Subitamente o meu filho mais velho sentiu uma enorme e insistente vontade de aderir à Netflix. Só algum tempo mais tarde, em conversa com o meu marido, percebi que este desejo devia estar relacionado com a série coreana de que nos tinha falado umas semanas antes, que todos comentavam na escola. Fui ter com ele e expliquei-lhe que, caso quisesse ter Netflix para ver o Squid Game, isso não ia acontecer porque aquela série não é adequada para a sua idade. De seguida veio todo o discurso que conheço desde a altura em que tinha a idade dele: todos na escola veem, todos os pais deixam, vocês não entendem, não há problema nenhum, isto é tão injusto, etc. Ou seja, todos os argumentos possíveis para nos fazerem sentir umas aves raras, uns bota-de-elástico sem noção do que é cool, sensato, adequado ou moderno.
Dei por mim a repetir as palavras frias e implacáveis que a minha mãe me disse vezes sem conta e que me faziam sentir a pessoa mais injustiçada e azarada do mundo: ‘O que os outros pais decidem é com eles, a minha decisão é esta’. E mesmo depois de uma longa explicação sobre as razões pelas quais só se deve ver o que é adequado para cada idade, acabei por ouvir dele um ambíguo: ‘Tu não percebes, aquilo não vai mudar nada, eu sei tudo!’.
Não cheguei a perceber bem a que se referia o ‘tudo’, mas uma coisa sei, e disse-lhe: o que quer que saiba, porque lhe disseram ou porque viu excertos, é totalmente diferente de o ver desenrolar-se à sua frente de forma explícita. Uma coisa é a imaginação gerir de acordo com a nossa maturidade a informação que nos chega, isso é natural e saudável. Outra é sermos bombardeados por imagens e conteúdos extremamente violentos e desadequados para a fase de desenvolvimento em que nos encontramos. Embora as crianças e adolescentes estejam constantemente a receber estímulos com que nós nem sonhávamos na nossa altura, não é por isso que o seu cérebro está mais desenvolvido ou que têm maior maturidade do que nós tínhamos com a mesma idade. Muito pelo contrário. Cada fase deve ser percorrida e explorada sem pressa, sem tentar saltar para a seguinte, o que pode deixar angústias, inconsistências e inseguranças.

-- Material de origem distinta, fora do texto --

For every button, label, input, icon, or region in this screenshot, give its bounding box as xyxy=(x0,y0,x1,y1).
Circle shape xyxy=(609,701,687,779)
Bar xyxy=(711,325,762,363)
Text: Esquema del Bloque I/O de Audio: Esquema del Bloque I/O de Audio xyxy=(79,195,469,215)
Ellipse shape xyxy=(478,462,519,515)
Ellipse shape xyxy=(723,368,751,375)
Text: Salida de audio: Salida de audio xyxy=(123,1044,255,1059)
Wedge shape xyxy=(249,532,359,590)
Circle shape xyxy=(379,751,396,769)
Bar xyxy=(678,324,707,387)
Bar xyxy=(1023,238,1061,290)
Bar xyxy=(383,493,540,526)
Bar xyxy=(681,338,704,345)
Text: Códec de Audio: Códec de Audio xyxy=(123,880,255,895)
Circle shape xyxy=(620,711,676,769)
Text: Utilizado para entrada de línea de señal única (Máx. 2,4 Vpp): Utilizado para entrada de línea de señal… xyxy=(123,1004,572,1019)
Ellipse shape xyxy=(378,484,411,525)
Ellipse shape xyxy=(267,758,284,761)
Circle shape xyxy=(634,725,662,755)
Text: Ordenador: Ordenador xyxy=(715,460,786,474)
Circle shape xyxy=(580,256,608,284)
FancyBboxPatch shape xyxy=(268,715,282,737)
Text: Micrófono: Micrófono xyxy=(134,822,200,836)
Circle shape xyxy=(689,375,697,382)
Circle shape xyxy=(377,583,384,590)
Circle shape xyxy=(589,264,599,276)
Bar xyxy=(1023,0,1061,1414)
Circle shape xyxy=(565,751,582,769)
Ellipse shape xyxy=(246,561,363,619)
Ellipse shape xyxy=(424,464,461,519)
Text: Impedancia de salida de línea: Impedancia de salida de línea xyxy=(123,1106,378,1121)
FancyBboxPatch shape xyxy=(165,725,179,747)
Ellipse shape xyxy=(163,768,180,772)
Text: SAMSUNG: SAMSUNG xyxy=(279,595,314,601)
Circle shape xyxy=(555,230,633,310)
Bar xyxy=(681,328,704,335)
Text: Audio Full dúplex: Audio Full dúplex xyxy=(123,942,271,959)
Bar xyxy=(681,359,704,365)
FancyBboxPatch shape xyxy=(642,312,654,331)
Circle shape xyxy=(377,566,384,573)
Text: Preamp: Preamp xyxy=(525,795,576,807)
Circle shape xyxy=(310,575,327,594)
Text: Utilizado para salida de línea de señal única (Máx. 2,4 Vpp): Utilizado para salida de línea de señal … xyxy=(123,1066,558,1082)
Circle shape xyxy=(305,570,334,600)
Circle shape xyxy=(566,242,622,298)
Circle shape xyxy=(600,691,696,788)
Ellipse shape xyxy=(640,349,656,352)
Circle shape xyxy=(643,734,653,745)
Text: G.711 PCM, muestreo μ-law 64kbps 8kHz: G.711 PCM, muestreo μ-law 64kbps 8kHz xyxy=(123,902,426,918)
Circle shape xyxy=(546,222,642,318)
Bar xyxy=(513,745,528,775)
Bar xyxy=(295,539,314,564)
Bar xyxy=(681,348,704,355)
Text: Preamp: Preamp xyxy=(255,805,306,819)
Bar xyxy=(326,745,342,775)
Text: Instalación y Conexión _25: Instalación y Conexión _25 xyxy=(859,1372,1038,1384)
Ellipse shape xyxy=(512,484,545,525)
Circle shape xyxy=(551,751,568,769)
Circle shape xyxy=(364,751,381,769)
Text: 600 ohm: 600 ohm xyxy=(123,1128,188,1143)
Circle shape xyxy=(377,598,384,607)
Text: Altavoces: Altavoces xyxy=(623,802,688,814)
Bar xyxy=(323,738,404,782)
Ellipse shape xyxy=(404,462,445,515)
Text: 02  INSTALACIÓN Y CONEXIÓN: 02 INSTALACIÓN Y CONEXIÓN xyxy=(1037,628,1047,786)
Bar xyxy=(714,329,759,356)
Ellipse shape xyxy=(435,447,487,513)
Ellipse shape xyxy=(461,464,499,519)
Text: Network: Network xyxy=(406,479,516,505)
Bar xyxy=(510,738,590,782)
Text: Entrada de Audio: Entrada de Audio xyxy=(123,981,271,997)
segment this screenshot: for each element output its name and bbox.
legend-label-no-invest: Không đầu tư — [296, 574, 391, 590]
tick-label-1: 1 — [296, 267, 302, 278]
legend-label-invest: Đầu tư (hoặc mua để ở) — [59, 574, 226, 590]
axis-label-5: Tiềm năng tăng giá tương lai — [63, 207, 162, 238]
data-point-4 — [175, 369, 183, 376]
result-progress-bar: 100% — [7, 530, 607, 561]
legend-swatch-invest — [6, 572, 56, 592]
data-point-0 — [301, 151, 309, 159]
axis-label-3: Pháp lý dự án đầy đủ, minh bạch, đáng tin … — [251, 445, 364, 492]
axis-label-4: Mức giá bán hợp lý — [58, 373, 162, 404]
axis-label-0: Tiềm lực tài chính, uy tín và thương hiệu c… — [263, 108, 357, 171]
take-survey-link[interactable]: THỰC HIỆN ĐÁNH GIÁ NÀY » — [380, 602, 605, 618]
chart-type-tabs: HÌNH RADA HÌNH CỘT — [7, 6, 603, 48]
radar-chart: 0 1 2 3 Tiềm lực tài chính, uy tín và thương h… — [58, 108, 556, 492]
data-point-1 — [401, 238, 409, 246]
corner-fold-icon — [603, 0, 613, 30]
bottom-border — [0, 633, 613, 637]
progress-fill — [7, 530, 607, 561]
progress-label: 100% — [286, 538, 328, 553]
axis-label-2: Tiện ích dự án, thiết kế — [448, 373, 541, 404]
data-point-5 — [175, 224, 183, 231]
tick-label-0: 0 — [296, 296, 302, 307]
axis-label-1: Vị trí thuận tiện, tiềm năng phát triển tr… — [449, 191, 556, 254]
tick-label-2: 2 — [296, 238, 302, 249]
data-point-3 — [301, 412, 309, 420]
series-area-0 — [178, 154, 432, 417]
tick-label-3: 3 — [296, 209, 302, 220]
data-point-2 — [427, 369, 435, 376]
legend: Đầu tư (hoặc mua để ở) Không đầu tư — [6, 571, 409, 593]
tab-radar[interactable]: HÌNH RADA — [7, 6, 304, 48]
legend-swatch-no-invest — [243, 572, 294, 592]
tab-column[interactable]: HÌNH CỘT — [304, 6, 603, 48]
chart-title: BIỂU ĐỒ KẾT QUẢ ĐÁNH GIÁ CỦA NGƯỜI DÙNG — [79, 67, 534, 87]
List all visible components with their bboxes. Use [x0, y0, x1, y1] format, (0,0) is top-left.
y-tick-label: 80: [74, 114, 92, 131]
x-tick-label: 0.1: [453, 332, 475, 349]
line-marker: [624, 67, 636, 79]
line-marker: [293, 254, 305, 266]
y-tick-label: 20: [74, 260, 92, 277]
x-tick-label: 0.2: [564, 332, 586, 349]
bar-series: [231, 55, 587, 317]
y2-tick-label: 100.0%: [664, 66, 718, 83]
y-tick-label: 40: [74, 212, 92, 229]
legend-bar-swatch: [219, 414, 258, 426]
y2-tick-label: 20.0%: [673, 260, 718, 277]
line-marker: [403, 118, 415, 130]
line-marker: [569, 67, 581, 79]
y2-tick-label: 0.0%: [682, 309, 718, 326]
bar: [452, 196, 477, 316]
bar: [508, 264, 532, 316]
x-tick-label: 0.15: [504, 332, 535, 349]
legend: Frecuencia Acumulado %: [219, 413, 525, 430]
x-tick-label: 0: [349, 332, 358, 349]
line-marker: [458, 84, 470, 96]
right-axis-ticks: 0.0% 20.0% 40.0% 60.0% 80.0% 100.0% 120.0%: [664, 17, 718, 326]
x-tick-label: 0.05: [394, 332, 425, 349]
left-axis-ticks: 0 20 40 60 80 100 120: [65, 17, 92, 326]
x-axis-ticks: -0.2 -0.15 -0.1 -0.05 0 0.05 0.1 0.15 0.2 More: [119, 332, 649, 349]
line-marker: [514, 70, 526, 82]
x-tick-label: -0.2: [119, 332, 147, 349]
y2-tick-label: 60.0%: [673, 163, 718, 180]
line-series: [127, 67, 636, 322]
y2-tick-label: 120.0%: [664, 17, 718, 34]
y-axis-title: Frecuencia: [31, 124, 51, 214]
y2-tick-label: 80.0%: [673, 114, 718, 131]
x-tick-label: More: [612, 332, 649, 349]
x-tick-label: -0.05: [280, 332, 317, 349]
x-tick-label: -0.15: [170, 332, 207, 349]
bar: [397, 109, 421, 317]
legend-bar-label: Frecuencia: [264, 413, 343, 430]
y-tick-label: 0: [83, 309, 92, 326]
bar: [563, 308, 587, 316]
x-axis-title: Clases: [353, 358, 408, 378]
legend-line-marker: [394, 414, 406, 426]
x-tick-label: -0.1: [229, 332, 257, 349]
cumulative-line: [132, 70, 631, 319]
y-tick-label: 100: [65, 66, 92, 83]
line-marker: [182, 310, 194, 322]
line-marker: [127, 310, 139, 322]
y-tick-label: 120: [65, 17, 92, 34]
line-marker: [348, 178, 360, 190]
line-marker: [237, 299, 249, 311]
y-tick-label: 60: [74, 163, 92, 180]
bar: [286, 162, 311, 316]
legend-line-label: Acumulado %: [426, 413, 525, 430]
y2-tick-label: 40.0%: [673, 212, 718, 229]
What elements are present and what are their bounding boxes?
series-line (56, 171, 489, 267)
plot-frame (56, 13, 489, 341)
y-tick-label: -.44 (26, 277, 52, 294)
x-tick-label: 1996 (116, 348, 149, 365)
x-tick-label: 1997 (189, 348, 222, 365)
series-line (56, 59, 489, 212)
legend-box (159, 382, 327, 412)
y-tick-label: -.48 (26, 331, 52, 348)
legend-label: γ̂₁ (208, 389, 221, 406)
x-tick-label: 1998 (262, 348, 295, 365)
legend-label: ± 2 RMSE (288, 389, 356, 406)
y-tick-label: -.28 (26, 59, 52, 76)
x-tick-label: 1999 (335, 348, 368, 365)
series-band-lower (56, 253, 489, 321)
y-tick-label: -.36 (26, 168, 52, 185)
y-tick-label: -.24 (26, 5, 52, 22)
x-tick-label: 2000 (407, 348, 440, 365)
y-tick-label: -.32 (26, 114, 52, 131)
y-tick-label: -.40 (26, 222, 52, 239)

Não é por acaso que existe uma classificação etária de filmes e programas de acordo com o seu conteúdo – esta série é para maiores de 16 anos, mas há crianças na escola primária a vê-la.
Como se costuma dizer, não devemos pôr o carro à frente dos bois. Nem nos deixar intimidar pelas decisões que os outros tomam. Com certeza que quem proíbe esta série aos filhos mais novos não será o único com algum grau de discernimento, e se for, os seus filhos não vão ficar a perder com isso, muito pelo contrário. Devemos ser razoáveis, abertos, flexíveis e não fechar a nossa prole numa redoma. Claro que não queremos que vivam alienados daquilo de que os amigos falam e comentam. Mas também não nos podemos deixar levar por esta incúria e insensatez.
Séries como esta podem ter consequências graves nas crianças e adolescentes. Não só em termos de imitação de comportamentos desadequados – como já se tem verificado em vários países – mas ao nível do seu desenvolvimento. Além dos avisos que têm sido feitos para que as escolas estejam atentas a comportamentos que possam advir desta nova moda, não será demais lembrar aos pais que os mais novos não devem ter acesso a conteúdos inadequados para a sua idade. Na minha classificação pessoal vou deixar esta série para assistir quando fizer 200 anos e já não tiver nada de mais interessante para fazer.